In May 2012, Harvard and MIT, along with a corporate partner, unveiled non-credit MOOCs (“Massive Open Online Courses”). This joint venture, which will offer free public online courses, is just one of a number of similar recent collaborations between select academic institutions and their corporate affiliates.
Encouraged to venture beyond faculty-assembled resources, students compile, debate, and synthesize knowledge using the MOOC platform, blogs, Facebook, Twitter, SecondLife, YouTube, and Google Groups. Within these networked learning spaces, the knowledge base evolves continuously, promising a more flexible and enriching experience than in traditional closed online courses. Education researcher Lynore DeSilets suggests that MOOCs cater to “free agent learners.” She says this new generation of self-directed learners “leverage emerging communications and collaboration tools to create personal networks of experts” (Journal of Continuing Education in Nursing, 2011).

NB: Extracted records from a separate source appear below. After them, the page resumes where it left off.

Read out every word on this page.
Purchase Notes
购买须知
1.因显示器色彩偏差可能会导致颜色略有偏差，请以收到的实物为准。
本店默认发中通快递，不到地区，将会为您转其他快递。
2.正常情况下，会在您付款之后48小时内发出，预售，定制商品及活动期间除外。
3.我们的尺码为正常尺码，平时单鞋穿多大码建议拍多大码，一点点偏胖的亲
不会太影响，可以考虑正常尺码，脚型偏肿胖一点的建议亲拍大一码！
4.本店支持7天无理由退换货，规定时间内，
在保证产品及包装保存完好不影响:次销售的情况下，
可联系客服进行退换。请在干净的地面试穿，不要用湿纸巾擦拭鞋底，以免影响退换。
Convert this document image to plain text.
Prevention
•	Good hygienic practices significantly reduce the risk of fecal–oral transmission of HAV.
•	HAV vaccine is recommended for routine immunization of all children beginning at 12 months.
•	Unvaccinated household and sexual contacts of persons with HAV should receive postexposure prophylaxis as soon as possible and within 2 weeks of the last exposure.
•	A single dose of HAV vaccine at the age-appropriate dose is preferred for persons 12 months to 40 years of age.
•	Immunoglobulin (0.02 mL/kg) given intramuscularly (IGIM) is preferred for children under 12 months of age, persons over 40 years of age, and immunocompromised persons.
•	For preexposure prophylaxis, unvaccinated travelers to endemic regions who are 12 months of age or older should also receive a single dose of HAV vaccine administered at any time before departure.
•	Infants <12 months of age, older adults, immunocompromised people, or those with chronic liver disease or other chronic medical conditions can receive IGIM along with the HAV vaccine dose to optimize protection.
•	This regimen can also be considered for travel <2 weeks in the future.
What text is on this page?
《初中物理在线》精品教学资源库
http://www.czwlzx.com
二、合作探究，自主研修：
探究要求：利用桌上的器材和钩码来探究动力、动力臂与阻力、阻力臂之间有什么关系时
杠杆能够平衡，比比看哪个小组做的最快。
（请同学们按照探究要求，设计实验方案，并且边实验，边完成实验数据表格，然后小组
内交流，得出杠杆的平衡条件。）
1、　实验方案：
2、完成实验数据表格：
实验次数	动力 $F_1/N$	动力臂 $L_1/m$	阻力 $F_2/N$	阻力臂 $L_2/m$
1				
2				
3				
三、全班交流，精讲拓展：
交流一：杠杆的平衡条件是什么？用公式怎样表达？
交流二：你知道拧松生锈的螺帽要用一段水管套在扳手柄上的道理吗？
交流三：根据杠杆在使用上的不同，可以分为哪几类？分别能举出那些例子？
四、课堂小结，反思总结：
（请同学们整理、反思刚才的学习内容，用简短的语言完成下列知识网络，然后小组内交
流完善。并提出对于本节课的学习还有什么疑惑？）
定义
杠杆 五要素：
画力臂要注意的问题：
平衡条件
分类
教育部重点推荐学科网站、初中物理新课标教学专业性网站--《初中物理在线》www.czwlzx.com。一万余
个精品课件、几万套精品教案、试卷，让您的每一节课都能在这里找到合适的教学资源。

The debut of MOOCs follows a trend toward open access scholarship, which proponents say will increase visibility of faculty research and the rankings of their institutions, and result in “greater distribution [and collaboration] of scholarship as well as some return to the public for funding its production,” according to scholar Annette Vee, in the 2011 CCCC-Intellectual Property Annual. But as critics charge, by offering MOOCs, elite schools draw students away from non-participating competitors, further widening the prestige gap between different rungs of universities. They also contribute to the corporatization of the university, particularly through distance learning initiatives. “These relationships place corporate sponsors in a powerful position to affect research agendas,” warns social sciences researcher Risa Lieberwitz (Public Interest Law Journal, 2002-3). Corporate intermediaries (such as Udacity) are eyeing to profit by playing matchmaker for headhunters vying for learners.
By catering to market-driven demands, and potentially threatening academic freedom, perhaps this “democratization” of education exacts too great a price?